眼科疾患・手術
網膜硝子体疾患
網膜剥離
どんな病気
網膜が眼球壁から何らかの理由により剥がれてしまっている疾患です。裂孔原性網膜剥離、牽引性網膜剥離、滲出性網膜剥離の3種類があります。
1 裂孔原性網膜剥離
網膜剥離の中で最も多く見られるもので、加齢や外傷などにより、網膜に孔ができ、そこから眼内にある水分が網膜の下に入りこむことで発生します。剥がれた網膜は栄養が行き渡らないため、その機能が低下します。その場合は、手術で網膜を元の位置に復位させても視力低下の後遺症を残すことがあります。当ページで詳しく解説します。
眼底写真(手術前)
耳上側に網膜裂孔(矢印)を認める。網膜は全剥離している
OCT画像(手術前)
黄斑部の剥離を認める
眼底写真(手術後)
裂孔(矢印)は閉鎖し網膜は復位している
OCT画像(手術後)
黄斑部は復位している
2 牽引性網膜剥離
硝子体の牽引や、眼内に形成された増殖膜により網膜が牽引され剥離する疾患です。

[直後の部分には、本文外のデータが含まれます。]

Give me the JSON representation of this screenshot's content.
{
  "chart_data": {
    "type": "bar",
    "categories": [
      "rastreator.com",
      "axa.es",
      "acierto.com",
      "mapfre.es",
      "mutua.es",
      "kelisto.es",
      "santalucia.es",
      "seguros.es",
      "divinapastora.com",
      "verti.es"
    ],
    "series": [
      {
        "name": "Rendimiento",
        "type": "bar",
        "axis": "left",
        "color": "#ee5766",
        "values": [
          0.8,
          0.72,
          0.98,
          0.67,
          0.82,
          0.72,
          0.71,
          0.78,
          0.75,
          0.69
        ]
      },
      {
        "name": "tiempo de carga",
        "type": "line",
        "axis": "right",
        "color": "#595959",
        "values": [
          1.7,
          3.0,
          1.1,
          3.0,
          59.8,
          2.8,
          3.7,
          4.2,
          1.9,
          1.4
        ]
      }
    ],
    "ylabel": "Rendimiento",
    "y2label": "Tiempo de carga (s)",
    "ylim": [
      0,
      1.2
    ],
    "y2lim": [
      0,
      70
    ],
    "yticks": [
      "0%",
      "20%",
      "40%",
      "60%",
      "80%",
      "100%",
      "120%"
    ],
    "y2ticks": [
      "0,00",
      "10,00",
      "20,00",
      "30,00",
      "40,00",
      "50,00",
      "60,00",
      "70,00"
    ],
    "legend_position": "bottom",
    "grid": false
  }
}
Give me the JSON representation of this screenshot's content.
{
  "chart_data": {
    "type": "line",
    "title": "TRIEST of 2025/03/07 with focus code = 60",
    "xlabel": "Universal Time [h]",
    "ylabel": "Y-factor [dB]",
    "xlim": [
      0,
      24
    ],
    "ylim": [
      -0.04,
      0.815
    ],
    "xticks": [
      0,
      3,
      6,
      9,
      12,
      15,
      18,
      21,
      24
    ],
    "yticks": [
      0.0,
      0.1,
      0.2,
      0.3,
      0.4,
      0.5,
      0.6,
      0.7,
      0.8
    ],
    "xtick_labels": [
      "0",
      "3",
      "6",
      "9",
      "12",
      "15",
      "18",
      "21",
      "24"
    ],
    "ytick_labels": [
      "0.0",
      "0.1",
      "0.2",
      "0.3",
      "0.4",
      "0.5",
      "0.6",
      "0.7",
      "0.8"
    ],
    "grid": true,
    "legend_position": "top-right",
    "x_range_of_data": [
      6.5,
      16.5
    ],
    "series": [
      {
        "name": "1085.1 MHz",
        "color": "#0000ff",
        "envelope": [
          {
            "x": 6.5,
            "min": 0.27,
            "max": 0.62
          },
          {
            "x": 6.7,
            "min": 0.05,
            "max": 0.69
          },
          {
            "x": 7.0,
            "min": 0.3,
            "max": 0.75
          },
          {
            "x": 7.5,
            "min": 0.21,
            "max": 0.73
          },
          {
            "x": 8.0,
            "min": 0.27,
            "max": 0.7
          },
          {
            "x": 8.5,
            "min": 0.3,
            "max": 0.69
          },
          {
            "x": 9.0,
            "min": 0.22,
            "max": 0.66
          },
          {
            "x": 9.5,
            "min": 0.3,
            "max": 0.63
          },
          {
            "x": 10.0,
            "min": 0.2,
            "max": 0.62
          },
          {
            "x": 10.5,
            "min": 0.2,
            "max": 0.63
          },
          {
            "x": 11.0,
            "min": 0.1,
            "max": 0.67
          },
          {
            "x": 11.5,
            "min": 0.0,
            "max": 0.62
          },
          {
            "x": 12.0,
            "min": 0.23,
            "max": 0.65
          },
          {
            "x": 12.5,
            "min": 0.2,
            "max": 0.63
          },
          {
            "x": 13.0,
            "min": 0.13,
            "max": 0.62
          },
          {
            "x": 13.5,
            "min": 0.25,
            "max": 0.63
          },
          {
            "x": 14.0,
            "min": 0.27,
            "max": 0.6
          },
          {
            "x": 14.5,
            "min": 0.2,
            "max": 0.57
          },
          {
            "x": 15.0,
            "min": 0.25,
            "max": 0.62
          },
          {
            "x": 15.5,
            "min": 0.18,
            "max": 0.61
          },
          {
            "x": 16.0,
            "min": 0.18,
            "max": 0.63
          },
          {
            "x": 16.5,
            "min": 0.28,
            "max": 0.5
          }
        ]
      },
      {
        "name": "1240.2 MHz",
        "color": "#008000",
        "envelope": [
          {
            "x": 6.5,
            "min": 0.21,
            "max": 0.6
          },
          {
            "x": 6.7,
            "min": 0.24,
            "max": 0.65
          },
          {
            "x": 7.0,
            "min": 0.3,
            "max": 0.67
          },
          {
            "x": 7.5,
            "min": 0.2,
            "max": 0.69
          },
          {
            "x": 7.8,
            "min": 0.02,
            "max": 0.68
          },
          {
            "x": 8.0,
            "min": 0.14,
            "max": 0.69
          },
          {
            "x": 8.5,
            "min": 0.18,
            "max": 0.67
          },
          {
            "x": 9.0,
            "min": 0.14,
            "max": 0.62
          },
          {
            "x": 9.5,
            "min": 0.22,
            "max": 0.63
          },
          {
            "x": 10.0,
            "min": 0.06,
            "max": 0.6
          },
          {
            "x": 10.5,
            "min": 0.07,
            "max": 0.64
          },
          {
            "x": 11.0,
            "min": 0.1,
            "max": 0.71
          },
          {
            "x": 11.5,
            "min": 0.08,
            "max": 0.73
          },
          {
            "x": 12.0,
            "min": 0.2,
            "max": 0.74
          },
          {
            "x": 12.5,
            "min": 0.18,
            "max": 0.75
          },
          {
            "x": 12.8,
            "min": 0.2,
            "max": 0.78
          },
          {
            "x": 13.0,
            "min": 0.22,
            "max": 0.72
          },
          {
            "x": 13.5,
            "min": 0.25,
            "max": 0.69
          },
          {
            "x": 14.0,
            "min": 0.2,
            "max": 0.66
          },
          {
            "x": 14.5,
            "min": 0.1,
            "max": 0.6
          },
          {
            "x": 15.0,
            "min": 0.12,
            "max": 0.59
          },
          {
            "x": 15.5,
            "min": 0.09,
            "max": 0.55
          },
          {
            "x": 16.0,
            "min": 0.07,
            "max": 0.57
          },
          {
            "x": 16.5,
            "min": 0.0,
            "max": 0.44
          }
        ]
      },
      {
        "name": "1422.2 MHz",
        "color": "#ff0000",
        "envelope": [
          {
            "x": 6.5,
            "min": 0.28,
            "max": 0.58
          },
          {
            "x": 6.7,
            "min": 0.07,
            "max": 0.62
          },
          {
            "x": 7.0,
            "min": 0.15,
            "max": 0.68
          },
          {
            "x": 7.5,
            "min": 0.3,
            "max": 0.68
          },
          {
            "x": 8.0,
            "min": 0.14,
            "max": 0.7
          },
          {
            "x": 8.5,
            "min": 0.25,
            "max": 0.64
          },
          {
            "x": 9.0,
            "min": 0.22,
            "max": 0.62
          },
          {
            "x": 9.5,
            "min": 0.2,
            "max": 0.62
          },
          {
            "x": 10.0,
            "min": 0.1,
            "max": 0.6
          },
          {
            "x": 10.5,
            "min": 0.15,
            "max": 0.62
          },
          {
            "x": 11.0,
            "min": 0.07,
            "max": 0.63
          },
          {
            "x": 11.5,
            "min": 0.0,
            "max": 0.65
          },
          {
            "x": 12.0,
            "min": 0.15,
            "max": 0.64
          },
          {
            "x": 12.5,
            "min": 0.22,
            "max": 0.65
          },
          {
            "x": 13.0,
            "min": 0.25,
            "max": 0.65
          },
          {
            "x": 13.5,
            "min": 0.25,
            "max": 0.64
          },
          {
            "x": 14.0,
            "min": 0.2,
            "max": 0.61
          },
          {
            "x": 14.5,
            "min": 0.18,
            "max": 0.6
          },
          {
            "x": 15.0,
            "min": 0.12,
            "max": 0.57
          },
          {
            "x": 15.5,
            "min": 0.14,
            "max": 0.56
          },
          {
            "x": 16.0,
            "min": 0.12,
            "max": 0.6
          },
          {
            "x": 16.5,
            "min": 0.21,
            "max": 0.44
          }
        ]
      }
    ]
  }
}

増殖性硝子体網膜症や糖尿病網膜症で見られることがあります。
3 滲出性網膜剥離
網膜内や脈絡膜側から水分が滲みでて網膜が剥離する疾患です。ぶどう膜炎などで見られることがあります。
治療
網膜裂孔のみで剥離がない場合、または剥離範囲が比較的狭い場合はレーザーで治療できることもありますが、基本的には手術が必要になることが多いです。黄斑部が剥離してしまうと視力低下、歪視の後遺症が残ることがあるため、早期の手術が必要です。
手術
手術方法は、目の外側から治療する強膜バックリング術と内側から治療する硝子体手術の2つがあります。詳しくは各ページを参照ください。
予後
手術による初回復位率は90%程度とされています。再剥離をきたした場合は再手術が必要です。重症例は増殖硝子体網膜症と呼ばれ、網膜上に増殖膜を形成し、網膜復位を妨げており、難治です。複数回の手術を経ても、失明してしまう可能性もあります。また、網膜復位が得られても、黄斑部が剥離していた場合は視力低下や歪視などの後遺症が残ることがあります。